We took a drive to Lewis Orchard to buy peaches today. It was very hot and being out in the sun with masks on was not really all that nice but we managed and bought enough to make a cobbler and have plenty left over to eat simply cut up with whipped cream. From there we stopped at our friends’ farm. The last time we were there Greg said I should stop to see the bees but we left the other direction so didn’t. This time we stopped and I got a few pictures of the honey bees (Apis mellifera). I also happened to get stung on my nasal septum, which wasn’t the most fun, but a honey bee sting is, thankfully, not that bad.
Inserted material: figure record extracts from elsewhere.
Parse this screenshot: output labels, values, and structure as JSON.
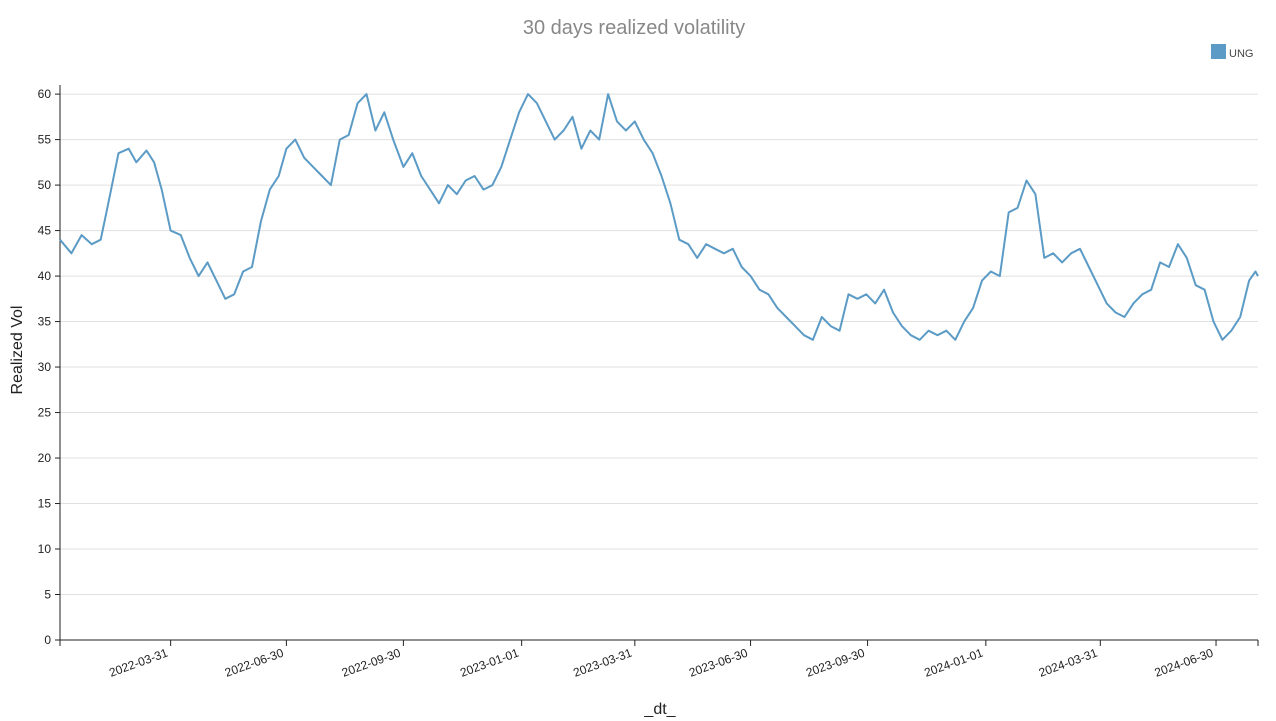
{
  "chart_data": {
    "type": "line",
    "title": "30 days realized volatility",
    "xlabel": "_dt_",
    "ylabel": "Realized Vol",
    "ylim": [
      0,
      61
    ],
    "yticks": [
      0,
      5,
      10,
      15,
      20,
      25,
      30,
      35,
      40,
      45,
      50,
      55,
      60
    ],
    "xlim": [
      "2022-01-03",
      "2024-08-02"
    ],
    "xticks": [
      "2022-03-31",
      "2022-06-30",
      "2022-09-30",
      "2023-01-01",
      "2023-03-31",
      "2023-06-30",
      "2023-09-30",
      "2024-01-01",
      "2024-03-31",
      "2024-06-30"
    ],
    "grid": "horizontal",
    "legend": "top-right",
    "series": [
      {
        "name": "UNG",
        "color": "#5b9bc5",
        "points": [
          [
            "2022-01-03",
            44.0
          ],
          [
            "2022-01-12",
            42.5
          ],
          [
            "2022-01-20",
            44.5
          ],
          [
            "2022-01-28",
            43.5
          ],
          [
            "2022-02-04",
            44.0
          ],
          [
            "2022-02-10",
            48.0
          ],
          [
            "2022-02-18",
            53.5
          ],
          [
            "2022-02-26",
            54.0
          ],
          [
            "2022-03-04",
            52.5
          ],
          [
            "2022-03-12",
            53.8
          ],
          [
            "2022-03-18",
            52.5
          ],
          [
            "2022-03-24",
            49.5
          ],
          [
            "2022-03-31",
            45.0
          ],
          [
            "2022-04-08",
            44.5
          ],
          [
            "2022-04-15",
            42.0
          ],
          [
            "2022-04-22",
            40.0
          ],
          [
            "2022-04-29",
            41.5
          ],
          [
            "2022-05-06",
            39.5
          ],
          [
            "2022-05-13",
            37.5
          ],
          [
            "2022-05-20",
            38.0
          ],
          [
            "2022-05-27",
            40.5
          ],
          [
            "2022-06-03",
            41.0
          ],
          [
            "2022-06-10",
            46.0
          ],
          [
            "2022-06-17",
            49.5
          ],
          [
            "2022-06-24",
            51.0
          ],
          [
            "2022-06-30",
            54.0
          ],
          [
            "2022-07-07",
            55.0
          ],
          [
            "2022-07-14",
            53.0
          ],
          [
            "2022-07-21",
            52.0
          ],
          [
            "2022-07-28",
            51.0
          ],
          [
            "2022-08-04",
            50.0
          ],
          [
            "2022-08-11",
            55.0
          ],
          [
            "2022-08-18",
            55.5
          ],
          [
            "2022-08-25",
            59.0
          ],
          [
            "2022-09-01",
            60.0
          ],
          [
            "2022-09-08",
            56.0
          ],
          [
            "2022-09-15",
            58.0
          ],
          [
            "2022-09-22",
            55.0
          ],
          [
            "2022-09-30",
            52.0
          ],
          [
            "2022-10-07",
            53.5
          ],
          [
            "2022-10-14",
            51.0
          ],
          [
            "2022-10-21",
            49.5
          ],
          [
            "2022-10-28",
            48.0
          ],
          [
            "2022-11-04",
            50.0
          ],
          [
            "2022-11-11",
            49.0
          ],
          [
            "2022-11-18",
            50.5
          ],
          [
            "2022-11-25",
            51.0
          ],
          [
            "2022-12-02",
            49.5
          ],
          [
            "2022-12-09",
            50.0
          ],
          [
            "2022-12-16",
            52.0
          ],
          [
            "2022-12-23",
            55.0
          ],
          [
            "2022-12-30",
            58.0
          ],
          [
            "2023-01-06",
            60.0
          ],
          [
            "2023-01-13",
            59.0
          ],
          [
            "2023-01-20",
            57.0
          ],
          [
            "2023-01-27",
            55.0
          ],
          [
            "2023-02-03",
            56.0
          ],
          [
            "2023-02-10",
            57.5
          ],
          [
            "2023-02-17",
            54.0
          ],
          [
            "2023-02-24",
            56.0
          ],
          [
            "2023-03-03",
            55.0
          ],
          [
            "2023-03-10",
            60.0
          ],
          [
            "2023-03-17",
            57.0
          ],
          [
            "2023-03-24",
            56.0
          ],
          [
            "2023-03-31",
            57.0
          ],
          [
            "2023-04-07",
            55.0
          ],
          [
            "2023-04-14",
            53.5
          ],
          [
            "2023-04-21",
            51.0
          ],
          [
            "2023-04-28",
            48.0
          ],
          [
            "2023-05-05",
            44.0
          ],
          [
            "2023-05-12",
            43.5
          ],
          [
            "2023-05-19",
            42.0
          ],
          [
            "2023-05-26",
            43.5
          ],
          [
            "2023-06-02",
            43.0
          ],
          [
            "2023-06-09",
            42.5
          ],
          [
            "2023-06-16",
            43.0
          ],
          [
            "2023-06-23",
            41.0
          ],
          [
            "2023-06-30",
            40.0
          ],
          [
            "2023-07-07",
            38.5
          ],
          [
            "2023-07-14",
            38.0
          ],
          [
            "2023-07-21",
            36.5
          ],
          [
            "2023-07-28",
            35.5
          ],
          [
            "2023-08-04",
            34.5
          ],
          [
            "2023-08-11",
            33.5
          ],
          [
            "2023-08-18",
            33.0
          ],
          [
            "2023-08-25",
            35.5
          ],
          [
            "2023-09-01",
            34.5
          ],
          [
            "2023-09-08",
            34.0
          ],
          [
            "2023-09-15",
            38.0
          ],
          [
            "2023-09-22",
            37.5
          ],
          [
            "2023-09-29",
            38.0
          ],
          [
            "2023-10-06",
            37.0
          ],
          [
            "2023-10-13",
            38.5
          ],
          [
            "2023-10-20",
            36.0
          ],
          [
            "2023-10-27",
            34.5
          ],
          [
            "2023-11-03",
            33.5
          ],
          [
            "2023-11-10",
            33.0
          ],
          [
            "2023-11-17",
            34.0
          ],
          [
            "2023-11-24",
            33.5
          ],
          [
            "2023-12-01",
            34.0
          ],
          [
            "2023-12-08",
            33.0
          ],
          [
            "2023-12-15",
            35.0
          ],
          [
            "2023-12-22",
            36.5
          ],
          [
            "2023-12-29",
            39.5
          ],
          [
            "2024-01-05",
            40.5
          ],
          [
            "2024-01-12",
            40.0
          ],
          [
            "2024-01-19",
            47.0
          ],
          [
            "2024-01-26",
            47.5
          ],
          [
            "2024-02-02",
            50.5
          ],
          [
            "2024-02-09",
            49.0
          ],
          [
            "2024-02-16",
            42.0
          ],
          [
            "2024-02-23",
            42.5
          ],
          [
            "2024-03-01",
            41.5
          ],
          [
            "2024-03-08",
            42.5
          ],
          [
            "2024-03-15",
            43.0
          ],
          [
            "2024-03-22",
            41.0
          ],
          [
            "2024-03-29",
            39.0
          ],
          [
            "2024-04-05",
            37.0
          ],
          [
            "2024-04-12",
            36.0
          ],
          [
            "2024-04-19",
            35.5
          ],
          [
            "2024-04-26",
            37.0
          ],
          [
            "2024-05-03",
            38.0
          ],
          [
            "2024-05-10",
            38.5
          ],
          [
            "2024-05-17",
            41.5
          ],
          [
            "2024-05-24",
            41.0
          ],
          [
            "2024-05-31",
            43.5
          ],
          [
            "2024-06-07",
            42.0
          ],
          [
            "2024-06-14",
            39.0
          ],
          [
            "2024-06-21",
            38.5
          ],
          [
            "2024-06-28",
            35.0
          ],
          [
            "2024-07-05",
            33.0
          ],
          [
            "2024-07-12",
            34.0
          ],
          [
            "2024-07-19",
            35.5
          ],
          [
            "2024-07-26",
            39.5
          ],
          [
            "2024-07-31",
            40.5
          ],
          [
            "2024-08-02",
            40.0
          ]
        ]
      }
    ]
  }
}
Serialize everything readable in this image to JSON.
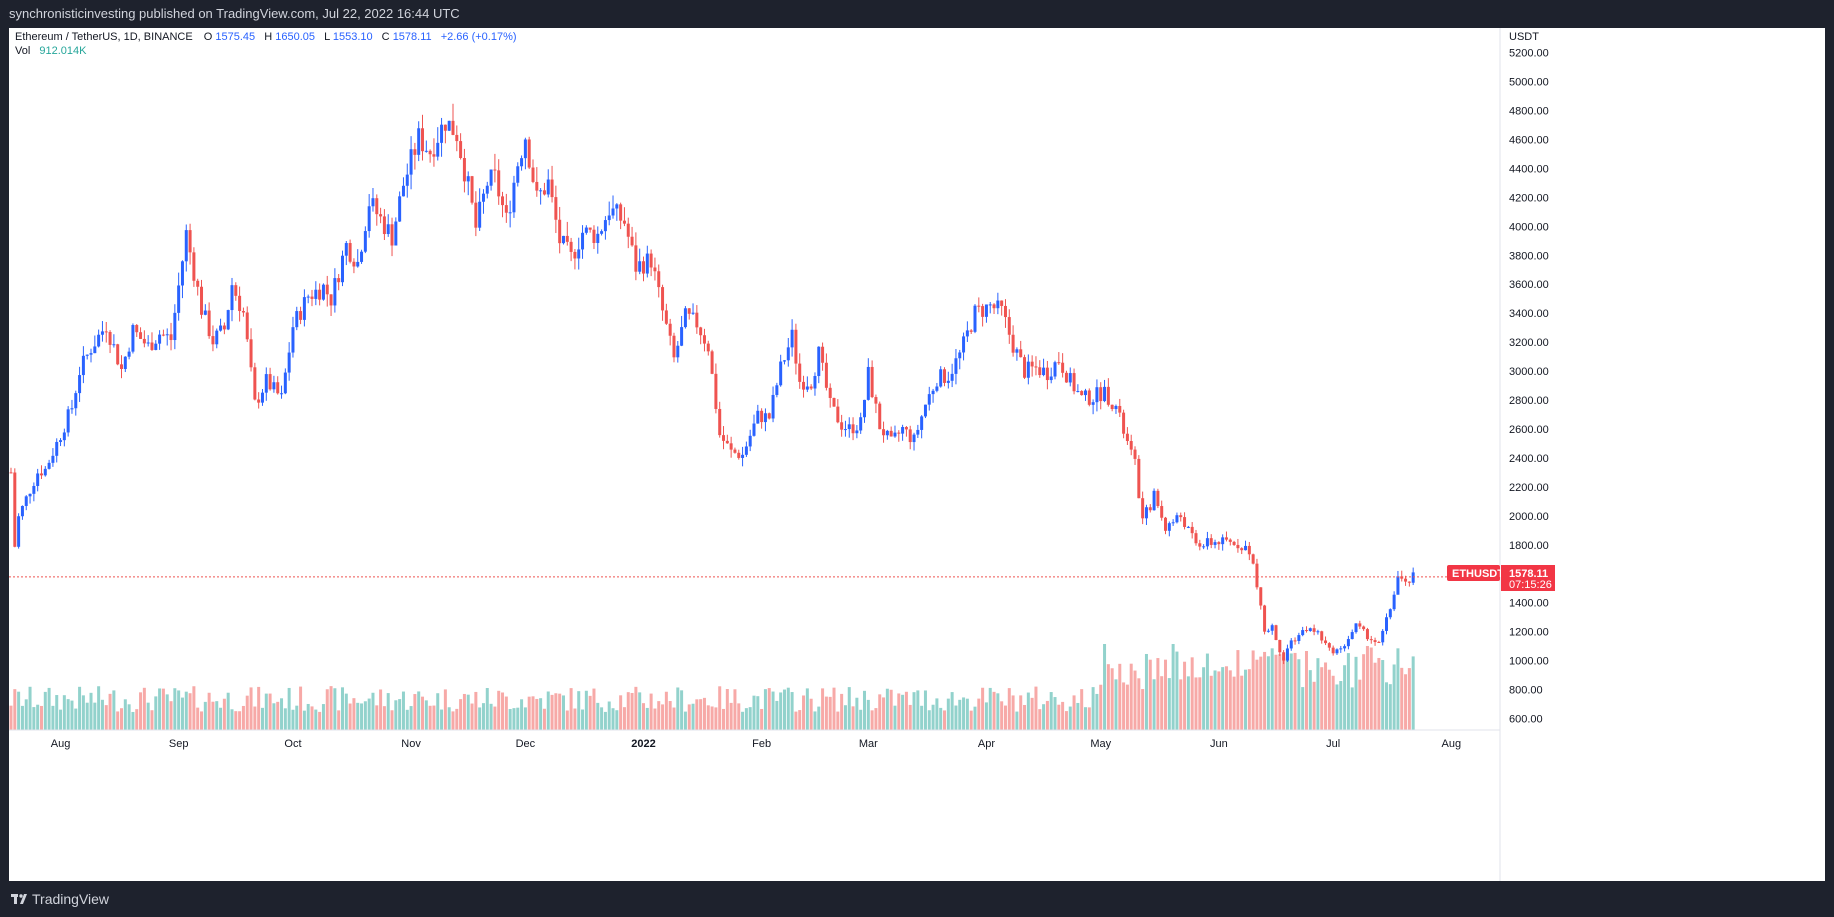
{
  "header": {
    "publish_line": "synchronisticinvesting published on TradingView.com, Jul 22, 2022 16:44 UTC"
  },
  "legend": {
    "symbol": "Ethereum / TetherUS, 1D, BINANCE",
    "o_label": "O",
    "o_value": "1575.45",
    "h_label": "H",
    "h_value": "1650.05",
    "l_label": "L",
    "l_value": "1553.10",
    "c_label": "C",
    "c_value": "1578.11",
    "change": "+2.66 (+0.17%)",
    "vol_label": "Vol",
    "vol_value": "912.014K"
  },
  "price_tag": {
    "symbol": "ETHUSDT",
    "price": "1578.11",
    "countdown": "07:15:26"
  },
  "footer": {
    "brand": "TradingView"
  },
  "colors": {
    "up": "#2962ff",
    "down": "#ef5350",
    "vol_up": "#26a69a",
    "vol_down": "#ef5350",
    "axis_text": "#131722",
    "price_line": "#ef5350",
    "tag_bg": "#f23645"
  },
  "chart_data": {
    "type": "candlestick",
    "currency_label": "USDT",
    "price_axis": {
      "ylim": [
        520,
        5260
      ],
      "ticks": [
        600,
        800,
        1000,
        1200,
        1400,
        1600,
        1800,
        2000,
        2200,
        2400,
        2600,
        2800,
        3000,
        3200,
        3400,
        3600,
        3800,
        4000,
        4200,
        4400,
        4600,
        4800,
        5000,
        5200
      ],
      "tick_labels": [
        "600.00",
        "800.00",
        "1000.00",
        "1200.00",
        "1400.00",
        "1600.00",
        "1800.00",
        "2000.00",
        "2200.00",
        "2400.00",
        "2600.00",
        "2800.00",
        "3000.00",
        "3200.00",
        "3400.00",
        "3600.00",
        "3800.00",
        "4000.00",
        "4200.00",
        "4400.00",
        "4600.00",
        "4800.00",
        "5000.00",
        "5200.00"
      ]
    },
    "time_axis": {
      "start": "2021-07-19",
      "end": "2022-08-13",
      "labels": [
        {
          "date": "2021-08-01",
          "text": "Aug"
        },
        {
          "date": "2021-09-01",
          "text": "Sep"
        },
        {
          "date": "2021-10-01",
          "text": "Oct"
        },
        {
          "date": "2021-11-01",
          "text": "Nov"
        },
        {
          "date": "2021-12-01",
          "text": "Dec"
        },
        {
          "date": "2022-01-01",
          "text": "2022"
        },
        {
          "date": "2022-02-01",
          "text": "Feb"
        },
        {
          "date": "2022-03-01",
          "text": "Mar"
        },
        {
          "date": "2022-04-01",
          "text": "Apr"
        },
        {
          "date": "2022-05-01",
          "text": "May"
        },
        {
          "date": "2022-06-01",
          "text": "Jun"
        },
        {
          "date": "2022-07-01",
          "text": "Jul"
        },
        {
          "date": "2022-08-01",
          "text": "Aug"
        }
      ]
    },
    "last_price": 1578.11,
    "closes": [
      {
        "date": "2021-07-19",
        "close": 2300
      },
      {
        "date": "2021-07-20",
        "close": 1790
      },
      {
        "date": "2021-07-21",
        "close": 1990
      },
      {
        "date": "2021-07-23",
        "close": 2120
      },
      {
        "date": "2021-07-26",
        "close": 2300
      },
      {
        "date": "2021-07-28",
        "close": 2320
      },
      {
        "date": "2021-08-01",
        "close": 2560
      },
      {
        "date": "2021-08-04",
        "close": 2750
      },
      {
        "date": "2021-08-06",
        "close": 3000
      },
      {
        "date": "2021-08-09",
        "close": 3160
      },
      {
        "date": "2021-08-13",
        "close": 3320
      },
      {
        "date": "2021-08-17",
        "close": 3010
      },
      {
        "date": "2021-08-20",
        "close": 3280
      },
      {
        "date": "2021-08-24",
        "close": 3170
      },
      {
        "date": "2021-08-27",
        "close": 3260
      },
      {
        "date": "2021-08-30",
        "close": 3220
      },
      {
        "date": "2021-09-03",
        "close": 3950
      },
      {
        "date": "2021-09-07",
        "close": 3430
      },
      {
        "date": "2021-09-10",
        "close": 3210
      },
      {
        "date": "2021-09-13",
        "close": 3290
      },
      {
        "date": "2021-09-15",
        "close": 3600
      },
      {
        "date": "2021-09-18",
        "close": 3400
      },
      {
        "date": "2021-09-21",
        "close": 2770
      },
      {
        "date": "2021-09-24",
        "close": 2930
      },
      {
        "date": "2021-09-28",
        "close": 2810
      },
      {
        "date": "2021-10-01",
        "close": 3310
      },
      {
        "date": "2021-10-05",
        "close": 3520
      },
      {
        "date": "2021-10-09",
        "close": 3580
      },
      {
        "date": "2021-10-11",
        "close": 3500
      },
      {
        "date": "2021-10-15",
        "close": 3870
      },
      {
        "date": "2021-10-18",
        "close": 3750
      },
      {
        "date": "2021-10-21",
        "close": 4170
      },
      {
        "date": "2021-10-24",
        "close": 4050
      },
      {
        "date": "2021-10-27",
        "close": 3930
      },
      {
        "date": "2021-10-30",
        "close": 4290
      },
      {
        "date": "2021-11-03",
        "close": 4610
      },
      {
        "date": "2021-11-06",
        "close": 4520
      },
      {
        "date": "2021-11-10",
        "close": 4730
      },
      {
        "date": "2021-11-13",
        "close": 4640
      },
      {
        "date": "2021-11-16",
        "close": 4270
      },
      {
        "date": "2021-11-18",
        "close": 3990
      },
      {
        "date": "2021-11-21",
        "close": 4300
      },
      {
        "date": "2021-11-23",
        "close": 4330
      },
      {
        "date": "2021-11-26",
        "close": 4040
      },
      {
        "date": "2021-11-29",
        "close": 4440
      },
      {
        "date": "2021-12-01",
        "close": 4630
      },
      {
        "date": "2021-12-04",
        "close": 4190
      },
      {
        "date": "2021-12-07",
        "close": 4300
      },
      {
        "date": "2021-12-10",
        "close": 3900
      },
      {
        "date": "2021-12-13",
        "close": 3780
      },
      {
        "date": "2021-12-16",
        "close": 3960
      },
      {
        "date": "2021-12-20",
        "close": 3940
      },
      {
        "date": "2021-12-23",
        "close": 4120
      },
      {
        "date": "2021-12-27",
        "close": 4030
      },
      {
        "date": "2021-12-30",
        "close": 3720
      },
      {
        "date": "2022-01-03",
        "close": 3770
      },
      {
        "date": "2022-01-06",
        "close": 3410
      },
      {
        "date": "2022-01-09",
        "close": 3080
      },
      {
        "date": "2022-01-12",
        "close": 3370
      },
      {
        "date": "2022-01-15",
        "close": 3330
      },
      {
        "date": "2022-01-18",
        "close": 3170
      },
      {
        "date": "2022-01-21",
        "close": 2560
      },
      {
        "date": "2022-01-24",
        "close": 2440
      },
      {
        "date": "2022-01-27",
        "close": 2420
      },
      {
        "date": "2022-01-31",
        "close": 2690
      },
      {
        "date": "2022-02-03",
        "close": 2680
      },
      {
        "date": "2022-02-06",
        "close": 3020
      },
      {
        "date": "2022-02-09",
        "close": 3240
      },
      {
        "date": "2022-02-11",
        "close": 2930
      },
      {
        "date": "2022-02-14",
        "close": 2930
      },
      {
        "date": "2022-02-16",
        "close": 3120
      },
      {
        "date": "2022-02-19",
        "close": 2760
      },
      {
        "date": "2022-02-22",
        "close": 2630
      },
      {
        "date": "2022-02-24",
        "close": 2600
      },
      {
        "date": "2022-02-27",
        "close": 2640
      },
      {
        "date": "2022-03-01",
        "close": 2980
      },
      {
        "date": "2022-03-04",
        "close": 2620
      },
      {
        "date": "2022-03-07",
        "close": 2500
      },
      {
        "date": "2022-03-10",
        "close": 2600
      },
      {
        "date": "2022-03-13",
        "close": 2520
      },
      {
        "date": "2022-03-16",
        "close": 2770
      },
      {
        "date": "2022-03-19",
        "close": 2950
      },
      {
        "date": "2022-03-22",
        "close": 2970
      },
      {
        "date": "2022-03-25",
        "close": 3110
      },
      {
        "date": "2022-03-29",
        "close": 3400
      },
      {
        "date": "2022-04-02",
        "close": 3450
      },
      {
        "date": "2022-04-05",
        "close": 3410
      },
      {
        "date": "2022-04-08",
        "close": 3180
      },
      {
        "date": "2022-04-11",
        "close": 3000
      },
      {
        "date": "2022-04-14",
        "close": 3020
      },
      {
        "date": "2022-04-17",
        "close": 2990
      },
      {
        "date": "2022-04-20",
        "close": 3080
      },
      {
        "date": "2022-04-23",
        "close": 2930
      },
      {
        "date": "2022-04-26",
        "close": 2810
      },
      {
        "date": "2022-04-29",
        "close": 2820
      },
      {
        "date": "2022-05-02",
        "close": 2860
      },
      {
        "date": "2022-05-05",
        "close": 2750
      },
      {
        "date": "2022-05-08",
        "close": 2500
      },
      {
        "date": "2022-05-10",
        "close": 2350
      },
      {
        "date": "2022-05-12",
        "close": 1960
      },
      {
        "date": "2022-05-15",
        "close": 2140
      },
      {
        "date": "2022-05-18",
        "close": 1920
      },
      {
        "date": "2022-05-22",
        "close": 2000
      },
      {
        "date": "2022-05-26",
        "close": 1800
      },
      {
        "date": "2022-05-29",
        "close": 1810
      },
      {
        "date": "2022-06-01",
        "close": 1820
      },
      {
        "date": "2022-06-05",
        "close": 1810
      },
      {
        "date": "2022-06-08",
        "close": 1790
      },
      {
        "date": "2022-06-10",
        "close": 1660
      },
      {
        "date": "2022-06-13",
        "close": 1200
      },
      {
        "date": "2022-06-15",
        "close": 1230
      },
      {
        "date": "2022-06-18",
        "close": 1000
      },
      {
        "date": "2022-06-20",
        "close": 1130
      },
      {
        "date": "2022-06-24",
        "close": 1220
      },
      {
        "date": "2022-06-27",
        "close": 1190
      },
      {
        "date": "2022-06-30",
        "close": 1070
      },
      {
        "date": "2022-07-03",
        "close": 1070
      },
      {
        "date": "2022-07-07",
        "close": 1240
      },
      {
        "date": "2022-07-10",
        "close": 1170
      },
      {
        "date": "2022-07-13",
        "close": 1110
      },
      {
        "date": "2022-07-16",
        "close": 1360
      },
      {
        "date": "2022-07-18",
        "close": 1580
      },
      {
        "date": "2022-07-20",
        "close": 1520
      },
      {
        "date": "2022-07-22",
        "close": 1578
      }
    ]
  }
}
The mountain mint (Pycnanthemum muticum) is starting to bloom. I won’t claim it’s a hive of activity yet, but there’s certainly a bit of a buzz. Mostly I’m seeing honey bees (Apis mellifera) on them so far, but the mountain mint is very attractive to a wide variety of insect life from small beetles and bugs to bees and wasps, and some butterflies. The buddleia next to this tends to get more butterflies, though. It loves the sun and the insects are out in the most fierce in the heat of the day. Not my favorite time to sit there with my camera but it’s sometimes worth the effort.
Cathy and I took a walk along Croyden Creek early this afternoon. It has turned cool, although with the humidity in the woods and the steep nature of the trail, I was fairly warm. It was nice to get out, of course, and we only saw a few other people. We walked from the Croyden Creek Nature Center down stream almost to where it joins Rock Creek. Coming back, we turned up a side valley and came out between the two main parts of Rockville Cemetery. Back and the nature center, I took this photo of a western honey bee (Apis mellifera) on an aster of some sort.